Saturday, May 7, 2011

Wild edibles: Japanese Knotweed


Japanese knotweed
Photo by KENPEI
Creative Commons Attribution, S-A 3.0
As I was driving along today between Rochester and Dover, I noticed many thick stands of Japanese knotweed beside the road. The plants are at the perfect stage for eating just now (early May) in New Hampshire. If I had time to stop, I could have harvested bushels of the stuff. I'm not a big fan of the taste when eaten raw although many are, but adding a sweet component to the sour knotweed in something like a knotweed-strawberry pie makes it quite good.

Japanese knotweed (Fallopia japonica or Polygonum cuspidatum) is a very common invasive plant in New England and throughout the United States. At first glance it looks something like bamboo, and is sometimes even called American bamboo even though it is not a member of the bamboo family. It grows very rapidly during the spring and summer, then dies off in winter. The roots survive, however, and even a small root fragment can produce a new plant.

Japanese Knotweed is often found along roadsides because of the way in which it propagates. Snow plows here in New England often catch a bit of the roadside dirt, including knotweed root fragments and push them further on down the road. In the spring these travelled roots produce plants in the new location, and eventually spread to form a new stand or thicket of knotweed.

Japanese knotweed is actually being harvested and used commercially now. If you look on the ingredients of a bottle of the health supplement resveratrol, you'll see that the reseveratrol is most likely extracted from Japanese knotweed.
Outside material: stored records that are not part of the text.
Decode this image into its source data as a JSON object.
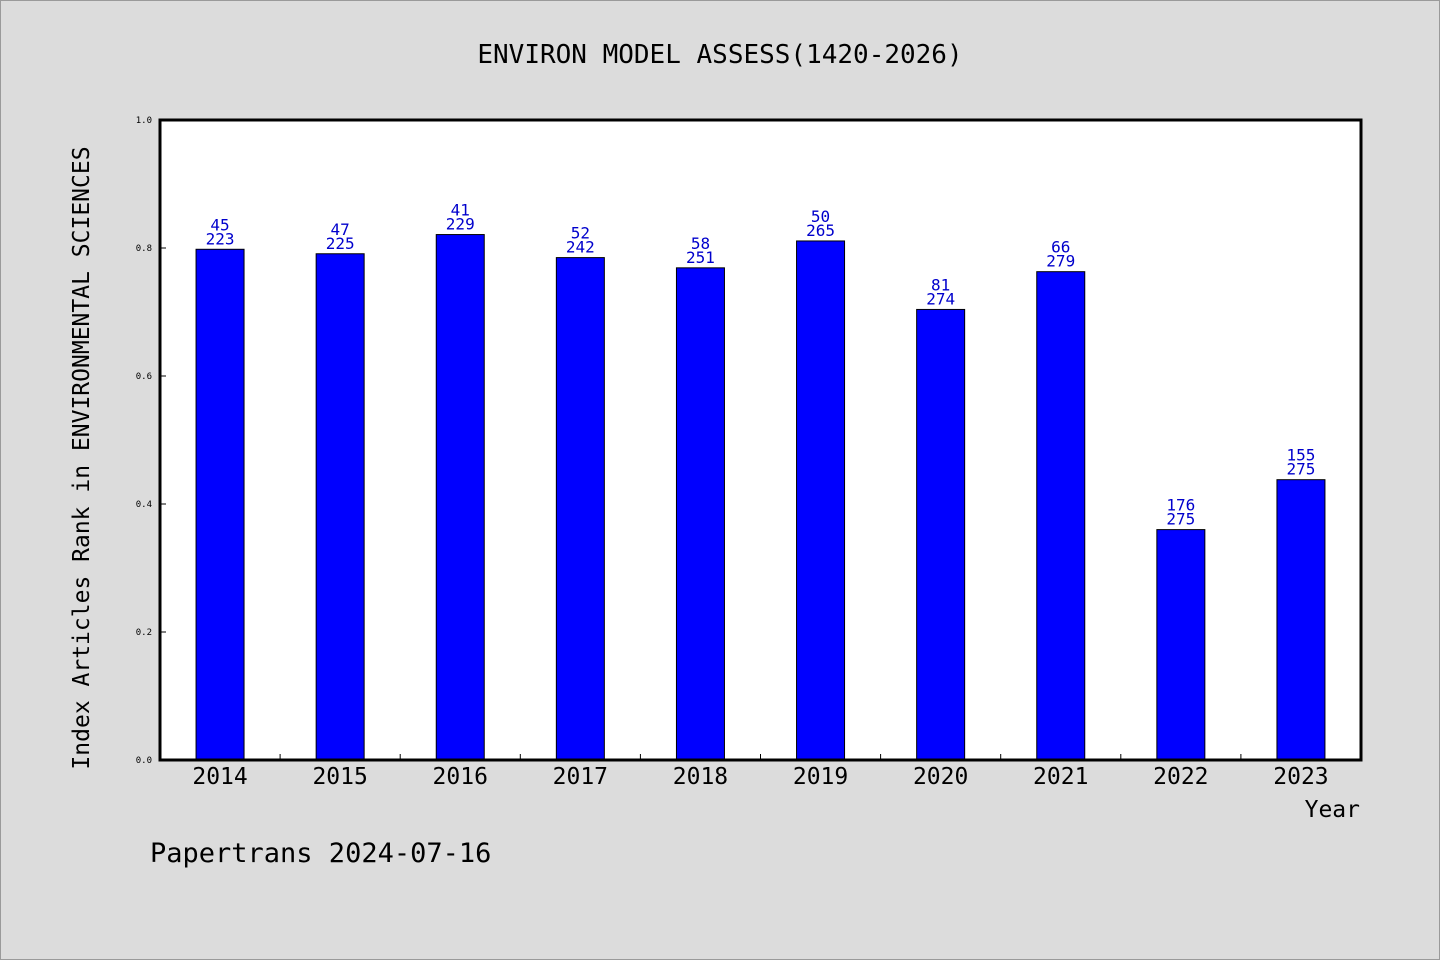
{
  "chart_data": {
    "type": "bar",
    "title": "ENVIRON MODEL ASSESS(1420-2026)",
    "xlabel": "Year",
    "ylabel": "Index Articles Rank in ENVIRONMENTAL SCIENCES",
    "categories": [
      "2014",
      "2015",
      "2016",
      "2017",
      "2018",
      "2019",
      "2020",
      "2021",
      "2022",
      "2023"
    ],
    "values": [
      0.798,
      0.791,
      0.821,
      0.785,
      0.769,
      0.811,
      0.704,
      0.763,
      0.36,
      0.438
    ],
    "rank_labels": [
      "45",
      "47",
      "41",
      "52",
      "58",
      "50",
      "81",
      "66",
      "176",
      "155"
    ],
    "total_labels": [
      "223",
      "225",
      "229",
      "242",
      "251",
      "265",
      "274",
      "279",
      "275",
      "275"
    ],
    "ylim": [
      0,
      1.0
    ],
    "yticks": [
      "0.0",
      "0.2",
      "0.4",
      "0.6",
      "0.8",
      "1.0"
    ],
    "grid": false,
    "bar_color": "#0000ff",
    "label_color": "#0000cc"
  },
  "footer": "Papertrans 2024-07-16"
}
The young shoots of Japanese knotweed can be eaten. They have a sour taste, not unlike rhubarb. That's because they contain some of the same chemical make-up as rhubarb. Those with a sensitivity to rhubarb should therefore avoid knotweed as well.
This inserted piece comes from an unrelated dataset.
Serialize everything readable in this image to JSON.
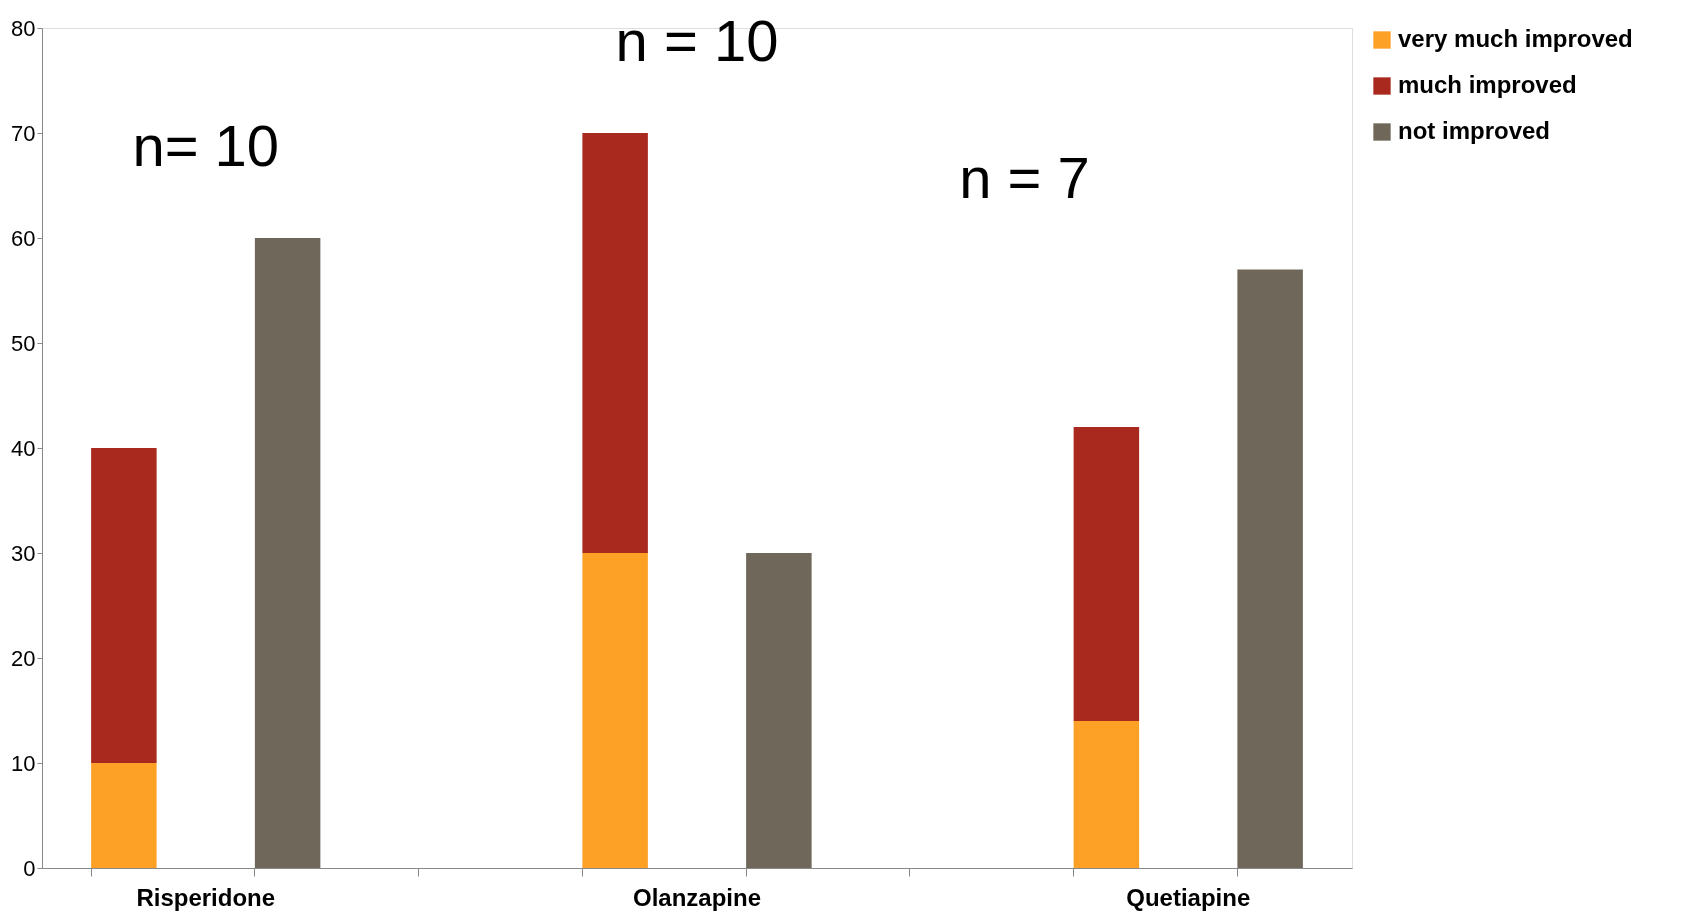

Anyway, the point of all this is that because Japanese knotweed is a virulent invasive species, it is one of the wild edibles that you can harvest with wild abandon. If you pull up all the available shoots from any given patch, that's ok with knotweed, but definitely not ok with native wild edible plants. Even though you are not likely to get all the roots to eradicate the knotweed patch, you'll still be slowing down its spread at the very least.
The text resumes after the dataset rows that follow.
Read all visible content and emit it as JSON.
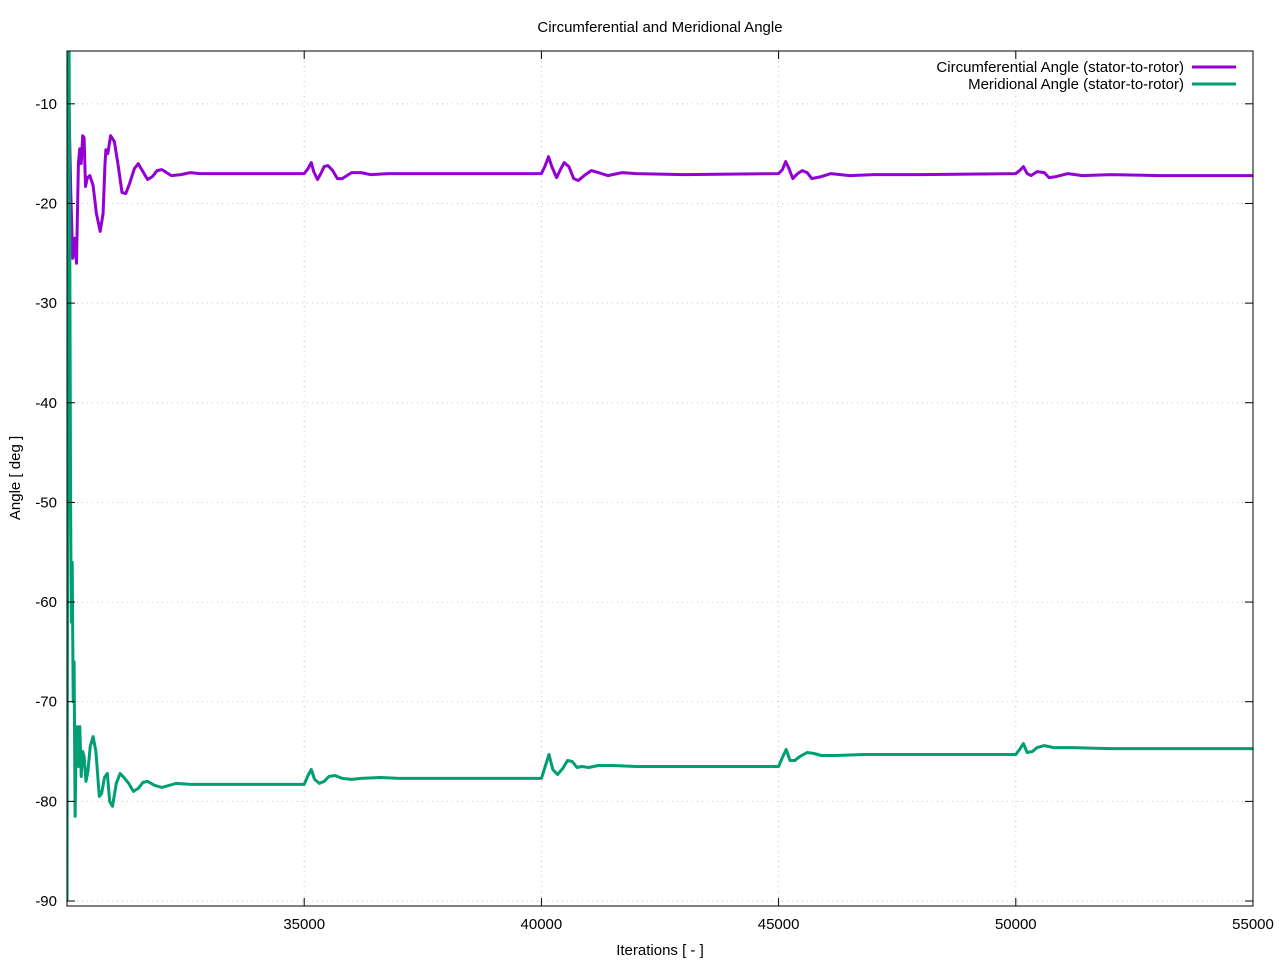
{
  "chart_data": {
    "type": "line",
    "title": "Circumferential and Meridional Angle",
    "xlabel": "Iterations [ - ]",
    "ylabel": "Angle [ deg ]",
    "xlim": [
      30000,
      55000
    ],
    "ylim": [
      -90.5,
      -4.7
    ],
    "xticks": [
      35000,
      40000,
      45000,
      50000,
      55000
    ],
    "yticks": [
      -90,
      -80,
      -70,
      -60,
      -50,
      -40,
      -30,
      -20,
      -10
    ],
    "grid": true,
    "legend_position": "top-right",
    "series": [
      {
        "name": "Circumferential Angle (stator-to-rotor)",
        "color": "#9400d3",
        "points": [
          [
            30000,
            -5
          ],
          [
            30040,
            -10
          ],
          [
            30080,
            -19
          ],
          [
            30120,
            -25.5
          ],
          [
            30160,
            -23.5
          ],
          [
            30200,
            -26
          ],
          [
            30240,
            -16
          ],
          [
            30270,
            -14.5
          ],
          [
            30300,
            -16
          ],
          [
            30330,
            -13.2
          ],
          [
            30360,
            -13.4
          ],
          [
            30390,
            -18.3
          ],
          [
            30430,
            -17.4
          ],
          [
            30480,
            -17.2
          ],
          [
            30550,
            -18.2
          ],
          [
            30620,
            -21
          ],
          [
            30700,
            -22.8
          ],
          [
            30760,
            -21
          ],
          [
            30800,
            -16
          ],
          [
            30820,
            -14.6
          ],
          [
            30860,
            -15
          ],
          [
            30920,
            -13.2
          ],
          [
            31000,
            -13.8
          ],
          [
            31080,
            -16.2
          ],
          [
            31160,
            -18.9
          ],
          [
            31240,
            -19
          ],
          [
            31320,
            -18
          ],
          [
            31420,
            -16.5
          ],
          [
            31500,
            -16
          ],
          [
            31600,
            -16.8
          ],
          [
            31700,
            -17.6
          ],
          [
            31800,
            -17.3
          ],
          [
            31900,
            -16.7
          ],
          [
            32000,
            -16.6
          ],
          [
            32100,
            -16.9
          ],
          [
            32200,
            -17.2
          ],
          [
            32400,
            -17.1
          ],
          [
            32600,
            -16.9
          ],
          [
            32800,
            -17.0
          ],
          [
            33200,
            -17.0
          ],
          [
            34000,
            -17.0
          ],
          [
            35000,
            -17.0
          ],
          [
            35080,
            -16.5
          ],
          [
            35150,
            -15.9
          ],
          [
            35200,
            -16.8
          ],
          [
            35280,
            -17.6
          ],
          [
            35350,
            -17
          ],
          [
            35420,
            -16.3
          ],
          [
            35500,
            -16.2
          ],
          [
            35600,
            -16.7
          ],
          [
            35700,
            -17.5
          ],
          [
            35800,
            -17.5
          ],
          [
            35900,
            -17.2
          ],
          [
            36000,
            -16.9
          ],
          [
            36200,
            -16.9
          ],
          [
            36400,
            -17.1
          ],
          [
            36800,
            -17.0
          ],
          [
            38000,
            -17.0
          ],
          [
            40000,
            -17.0
          ],
          [
            40080,
            -16.2
          ],
          [
            40150,
            -15.3
          ],
          [
            40220,
            -16.3
          ],
          [
            40320,
            -17.4
          ],
          [
            40400,
            -16.6
          ],
          [
            40480,
            -15.9
          ],
          [
            40580,
            -16.3
          ],
          [
            40680,
            -17.5
          ],
          [
            40780,
            -17.7
          ],
          [
            40900,
            -17.2
          ],
          [
            41050,
            -16.7
          ],
          [
            41200,
            -16.9
          ],
          [
            41400,
            -17.2
          ],
          [
            41700,
            -16.9
          ],
          [
            42000,
            -17.0
          ],
          [
            43000,
            -17.1
          ],
          [
            45000,
            -17.0
          ],
          [
            45080,
            -16.6
          ],
          [
            45150,
            -15.8
          ],
          [
            45220,
            -16.5
          ],
          [
            45300,
            -17.5
          ],
          [
            45400,
            -17
          ],
          [
            45500,
            -16.7
          ],
          [
            45600,
            -16.9
          ],
          [
            45700,
            -17.5
          ],
          [
            45900,
            -17.3
          ],
          [
            46100,
            -17.0
          ],
          [
            46500,
            -17.2
          ],
          [
            47000,
            -17.1
          ],
          [
            48000,
            -17.1
          ],
          [
            50000,
            -17.0
          ],
          [
            50080,
            -16.7
          ],
          [
            50160,
            -16.3
          ],
          [
            50240,
            -17.0
          ],
          [
            50320,
            -17.2
          ],
          [
            50450,
            -16.8
          ],
          [
            50600,
            -16.9
          ],
          [
            50700,
            -17.4
          ],
          [
            50850,
            -17.3
          ],
          [
            51100,
            -17.0
          ],
          [
            51400,
            -17.2
          ],
          [
            52000,
            -17.1
          ],
          [
            53000,
            -17.2
          ],
          [
            55000,
            -17.2
          ]
        ]
      },
      {
        "name": "Meridional Angle (stator-to-rotor)",
        "color": "#009e73",
        "points": [
          [
            30000,
            -90
          ],
          [
            30010,
            -60
          ],
          [
            30020,
            -35
          ],
          [
            30030,
            -8
          ],
          [
            30045,
            -4.7
          ],
          [
            30060,
            -25
          ],
          [
            30075,
            -50
          ],
          [
            30090,
            -62
          ],
          [
            30110,
            -56
          ],
          [
            30130,
            -70
          ],
          [
            30150,
            -66
          ],
          [
            30170,
            -81.5
          ],
          [
            30190,
            -75
          ],
          [
            30210,
            -72.5
          ],
          [
            30240,
            -76.5
          ],
          [
            30270,
            -72.5
          ],
          [
            30300,
            -77.5
          ],
          [
            30330,
            -75
          ],
          [
            30360,
            -75.5
          ],
          [
            30400,
            -78
          ],
          [
            30440,
            -77
          ],
          [
            30490,
            -74.5
          ],
          [
            30550,
            -73.5
          ],
          [
            30610,
            -75
          ],
          [
            30680,
            -79.5
          ],
          [
            30730,
            -79.2
          ],
          [
            30790,
            -77.6
          ],
          [
            30850,
            -77.2
          ],
          [
            30900,
            -80
          ],
          [
            30960,
            -80.5
          ],
          [
            31040,
            -78.2
          ],
          [
            31120,
            -77.2
          ],
          [
            31200,
            -77.6
          ],
          [
            31300,
            -78.2
          ],
          [
            31400,
            -79.0
          ],
          [
            31500,
            -78.7
          ],
          [
            31600,
            -78.1
          ],
          [
            31700,
            -78.0
          ],
          [
            31850,
            -78.4
          ],
          [
            32000,
            -78.6
          ],
          [
            32150,
            -78.4
          ],
          [
            32300,
            -78.2
          ],
          [
            32600,
            -78.3
          ],
          [
            33000,
            -78.3
          ],
          [
            34000,
            -78.3
          ],
          [
            35000,
            -78.3
          ],
          [
            35080,
            -77.4
          ],
          [
            35150,
            -76.8
          ],
          [
            35220,
            -77.8
          ],
          [
            35320,
            -78.2
          ],
          [
            35420,
            -78.0
          ],
          [
            35520,
            -77.5
          ],
          [
            35650,
            -77.4
          ],
          [
            35800,
            -77.7
          ],
          [
            36000,
            -77.8
          ],
          [
            36200,
            -77.7
          ],
          [
            36600,
            -77.6
          ],
          [
            37000,
            -77.7
          ],
          [
            38000,
            -77.7
          ],
          [
            40000,
            -77.7
          ],
          [
            40080,
            -76.5
          ],
          [
            40160,
            -75.3
          ],
          [
            40240,
            -76.8
          ],
          [
            40340,
            -77.3
          ],
          [
            40450,
            -76.7
          ],
          [
            40550,
            -75.9
          ],
          [
            40650,
            -76.0
          ],
          [
            40750,
            -76.6
          ],
          [
            40850,
            -76.5
          ],
          [
            41000,
            -76.6
          ],
          [
            41200,
            -76.4
          ],
          [
            41500,
            -76.4
          ],
          [
            42000,
            -76.5
          ],
          [
            43000,
            -76.5
          ],
          [
            45000,
            -76.5
          ],
          [
            45080,
            -75.6
          ],
          [
            45160,
            -74.8
          ],
          [
            45240,
            -75.9
          ],
          [
            45340,
            -75.9
          ],
          [
            45450,
            -75.5
          ],
          [
            45600,
            -75.1
          ],
          [
            45750,
            -75.2
          ],
          [
            45900,
            -75.4
          ],
          [
            46200,
            -75.4
          ],
          [
            46800,
            -75.3
          ],
          [
            48000,
            -75.3
          ],
          [
            50000,
            -75.3
          ],
          [
            50080,
            -74.8
          ],
          [
            50160,
            -74.2
          ],
          [
            50240,
            -75.1
          ],
          [
            50350,
            -75.0
          ],
          [
            50450,
            -74.6
          ],
          [
            50600,
            -74.4
          ],
          [
            50800,
            -74.6
          ],
          [
            51200,
            -74.6
          ],
          [
            52000,
            -74.7
          ],
          [
            53000,
            -74.7
          ],
          [
            55000,
            -74.7
          ]
        ]
      }
    ]
  }
}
When knotweed gets larger it is more fibrous and woody like real bamboo. So it must be harvested young to be eaten. They are good up until they get about two feet tall, just peel off the thin stringy layer on the outside and chop off the leaves at the top. You can cook them up as a substitute for rhubarb in most recipes or eat them raw.

1 comment:

  1. That's not all, there's quite a few dedicated knotweed recipes, including japanese knotweed wine! Just be caseful with the clippings, in the UK it's illegal to cause knotweed to grow anywhere, so dropping any clippings which may help it spread could get you in trouble, more so if you drop it near your house!